Neben Ainsworth ist auch die zweite und vielleicht wichtigere Hauptfigur des Romans in dieser Szene zugegen: Mrs. Eliza Touchet, Cousine und Haushälterin. Wie oft im 19. Jahrhundert ist sie gebildet und blitzgescheit, aber – da selbst Witwe und nur unzureichend finanziell abgesichert – auf Zuwendung und Unterstützung männlicher Verwandter angewiesen. Ihr Mann ist einst mitsamt dem kleinen gemeinsamen Sohn verschwunden und einige Jahre später waren beide tot.
„Doch sie konnte nichts dagegen tun: Sie hatte leben wollen! Obgleich sie stets gewusst hatte – schon seit sie einkleines Mädchen war -, dass es sich bei diesem Wunsch nicht um ein für Frauen schickliches Verlangen handelte, womöglich noch nicht einmal um ein gottgefälliges. Sie wollte leben. (…)
Wie es wohl wäre, einen Namen für all die vielen unterschiedlichen Personen und Bedürfnisse zu haben, die sie in sich trug? Doch ihr Name lautete Mrs. Touchet.“
William Harrison Ainsworth
Eliza, die nach dem Tod der ersten Mrs. Ainsworth zunächst die Mutterrolle für die drei Töchter übernommen hat, ist erste Leserin, Vertraute und zeitweilige Geliebte des Schriftstellers, dessen Roman „John Sheppard“ sich zeitweise besser verkaufte als der zeitgleich erschienene „Oliver Twist“ von Charles Dickens.

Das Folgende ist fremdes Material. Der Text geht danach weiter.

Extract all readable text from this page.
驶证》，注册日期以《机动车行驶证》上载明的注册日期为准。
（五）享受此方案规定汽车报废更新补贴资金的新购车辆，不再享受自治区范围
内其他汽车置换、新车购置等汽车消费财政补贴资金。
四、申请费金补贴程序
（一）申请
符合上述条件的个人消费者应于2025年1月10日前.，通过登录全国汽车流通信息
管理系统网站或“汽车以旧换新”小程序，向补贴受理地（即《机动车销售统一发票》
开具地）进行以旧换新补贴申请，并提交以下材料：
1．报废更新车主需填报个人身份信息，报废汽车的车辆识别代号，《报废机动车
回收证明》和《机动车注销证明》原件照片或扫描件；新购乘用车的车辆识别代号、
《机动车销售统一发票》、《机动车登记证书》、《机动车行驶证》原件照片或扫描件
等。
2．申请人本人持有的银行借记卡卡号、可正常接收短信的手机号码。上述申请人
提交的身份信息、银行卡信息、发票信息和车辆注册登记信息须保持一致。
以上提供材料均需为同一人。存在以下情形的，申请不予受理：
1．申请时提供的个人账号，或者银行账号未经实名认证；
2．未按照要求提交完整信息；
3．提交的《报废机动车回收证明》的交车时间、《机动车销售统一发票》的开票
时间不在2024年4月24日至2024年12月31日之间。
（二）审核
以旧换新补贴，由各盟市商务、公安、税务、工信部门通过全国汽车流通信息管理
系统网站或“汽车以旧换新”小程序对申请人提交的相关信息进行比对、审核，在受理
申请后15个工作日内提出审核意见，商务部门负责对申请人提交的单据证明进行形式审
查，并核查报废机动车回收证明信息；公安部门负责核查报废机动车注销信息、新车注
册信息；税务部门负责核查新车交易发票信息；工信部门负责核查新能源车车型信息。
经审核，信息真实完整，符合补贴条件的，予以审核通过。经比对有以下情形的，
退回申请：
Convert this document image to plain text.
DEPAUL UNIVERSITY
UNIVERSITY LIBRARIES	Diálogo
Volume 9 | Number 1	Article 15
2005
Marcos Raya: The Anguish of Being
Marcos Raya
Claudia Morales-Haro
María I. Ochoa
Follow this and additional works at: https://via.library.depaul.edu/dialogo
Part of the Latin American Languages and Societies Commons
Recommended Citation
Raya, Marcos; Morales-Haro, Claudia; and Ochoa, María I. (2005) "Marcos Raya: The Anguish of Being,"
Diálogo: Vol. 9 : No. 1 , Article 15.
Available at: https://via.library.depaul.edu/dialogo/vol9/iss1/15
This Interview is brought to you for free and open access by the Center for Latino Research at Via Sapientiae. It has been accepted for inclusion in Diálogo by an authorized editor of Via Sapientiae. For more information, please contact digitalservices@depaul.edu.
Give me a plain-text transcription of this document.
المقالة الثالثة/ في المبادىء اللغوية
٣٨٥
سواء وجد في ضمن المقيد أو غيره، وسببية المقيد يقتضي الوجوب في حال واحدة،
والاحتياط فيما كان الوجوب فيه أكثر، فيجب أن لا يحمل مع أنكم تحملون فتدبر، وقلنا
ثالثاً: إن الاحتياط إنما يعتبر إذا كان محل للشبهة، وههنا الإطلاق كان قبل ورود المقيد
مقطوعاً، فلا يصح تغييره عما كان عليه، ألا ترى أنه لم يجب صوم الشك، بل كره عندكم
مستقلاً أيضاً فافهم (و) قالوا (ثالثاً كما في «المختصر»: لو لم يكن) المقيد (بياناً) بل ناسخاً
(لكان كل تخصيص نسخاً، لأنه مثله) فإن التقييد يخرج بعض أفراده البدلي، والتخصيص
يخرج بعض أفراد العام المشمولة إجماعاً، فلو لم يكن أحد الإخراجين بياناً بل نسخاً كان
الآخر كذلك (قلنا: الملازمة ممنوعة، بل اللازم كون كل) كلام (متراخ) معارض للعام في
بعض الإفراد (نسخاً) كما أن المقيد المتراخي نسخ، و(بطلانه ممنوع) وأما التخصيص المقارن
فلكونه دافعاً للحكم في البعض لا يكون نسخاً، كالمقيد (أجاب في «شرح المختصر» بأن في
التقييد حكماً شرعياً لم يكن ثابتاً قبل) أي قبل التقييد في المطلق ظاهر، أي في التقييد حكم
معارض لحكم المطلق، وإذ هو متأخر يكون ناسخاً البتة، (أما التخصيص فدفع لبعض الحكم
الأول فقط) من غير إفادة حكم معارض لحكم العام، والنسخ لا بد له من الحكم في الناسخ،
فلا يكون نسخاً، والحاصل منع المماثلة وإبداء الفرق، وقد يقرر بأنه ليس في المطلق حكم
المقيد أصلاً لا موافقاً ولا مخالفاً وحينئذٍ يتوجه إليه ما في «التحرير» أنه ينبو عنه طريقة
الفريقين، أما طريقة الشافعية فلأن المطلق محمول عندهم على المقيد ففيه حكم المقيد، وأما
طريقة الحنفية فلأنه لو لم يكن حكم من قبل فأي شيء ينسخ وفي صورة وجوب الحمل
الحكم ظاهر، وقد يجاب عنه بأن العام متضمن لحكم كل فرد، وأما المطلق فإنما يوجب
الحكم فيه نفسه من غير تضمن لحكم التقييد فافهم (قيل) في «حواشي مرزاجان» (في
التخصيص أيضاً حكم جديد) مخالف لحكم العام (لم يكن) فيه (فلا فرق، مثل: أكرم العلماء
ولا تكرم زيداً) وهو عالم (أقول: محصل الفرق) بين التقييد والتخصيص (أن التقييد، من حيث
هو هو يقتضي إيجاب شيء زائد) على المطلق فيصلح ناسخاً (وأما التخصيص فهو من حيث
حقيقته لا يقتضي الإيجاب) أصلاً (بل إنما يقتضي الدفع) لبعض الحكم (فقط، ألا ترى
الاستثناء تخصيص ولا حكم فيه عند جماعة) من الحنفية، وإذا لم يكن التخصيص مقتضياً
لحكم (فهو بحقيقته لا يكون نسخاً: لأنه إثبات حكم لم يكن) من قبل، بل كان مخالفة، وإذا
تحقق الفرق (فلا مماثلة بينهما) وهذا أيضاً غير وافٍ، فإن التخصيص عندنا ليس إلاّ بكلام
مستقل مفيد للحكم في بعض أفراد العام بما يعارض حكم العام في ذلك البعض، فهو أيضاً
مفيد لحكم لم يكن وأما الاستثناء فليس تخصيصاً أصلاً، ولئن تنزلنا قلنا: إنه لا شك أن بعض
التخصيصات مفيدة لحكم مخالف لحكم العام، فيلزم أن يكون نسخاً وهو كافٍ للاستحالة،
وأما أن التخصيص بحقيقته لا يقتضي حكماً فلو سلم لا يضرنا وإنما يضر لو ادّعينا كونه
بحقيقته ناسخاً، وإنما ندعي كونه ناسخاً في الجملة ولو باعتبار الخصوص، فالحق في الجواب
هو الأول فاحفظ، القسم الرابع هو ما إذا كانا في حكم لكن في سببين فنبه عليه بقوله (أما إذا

Charles Dickens ist Freund, Konkurrent und Feind in einem. Aber schon zu der Zeit, in der Zadie Smith Betrug spielen lässt – ab 1866 – beginnt der Ruhm des einstmals berühmten William Harrison Ainsworth zu bröckeln. Heute ist er nahezu unbekannt.
„Doch wer konnte aus solchen Dialogen schon viel machen? Rast fort, ihr Elemente! Grollt, ihr Donner! Zuckt auf, merkwürd´ge Flammen, flücht´ge Gäste! Schon in der Jugend hatte William die literarische Bedeutung der Witterungsverhältnisse aufs Gravierendste überschätzt. Sein Stück war schauderhaft – und lang!“
Charles dickens
Dass seine besten Zeiten vorbei sind, ahnt der Autor unzähliger pathetischer Romane, hält aber unverdrossen an seiner Arbeit fest. Zadie Smith präsentiert ihn als etwas unbedarften, gutmütigen Patriarchen, der im fortgeschrittenen Alter seine einstige Magd Sarah ehelicht. Die gemeinsame Tochter Clara ist noch im Kleinkindalter, während seine drei erwachsenen Töchter vergeblich auf Heiratskandidaten warten. Der Neid auf den erfolgreicheren Dickens zerfrisst Ainsworth. Dickens selbst kommt im Roman, vor allem in Elizas Augen (aber wohl auch bei Smith), gar nicht gut weg. Beispielsweise mit diesem Zitat des Schriftstellers:
„Persönlich müssen wir doch eingestehen, dass wir es als höchst verstörend empfinden, würde unser eigener Quell häuslichen Glücks es für nötig erachten, sich hinter einem kleinen Tisch nebst Wasserkaraffe und Glas zu verschanzen und aus dieser Festung heraus öffentliche Reden zu schwingen.“
Dabei schaut die Autorin eigentlich sehr liebevoll, wenn auch scharfsinnig und gnadenlos auf ihr Personal. Eliza ist bei ihr eine unkonventionelle, geistig unabhängige Philanthropin. Die durch Klasse, Rasse und Geschlecht in eng geschnürten Korsetten steckende Gesellschaft des 19. Jahrhundert macht es den Menschen, vor allem den Frauen aber nicht gerade leicht.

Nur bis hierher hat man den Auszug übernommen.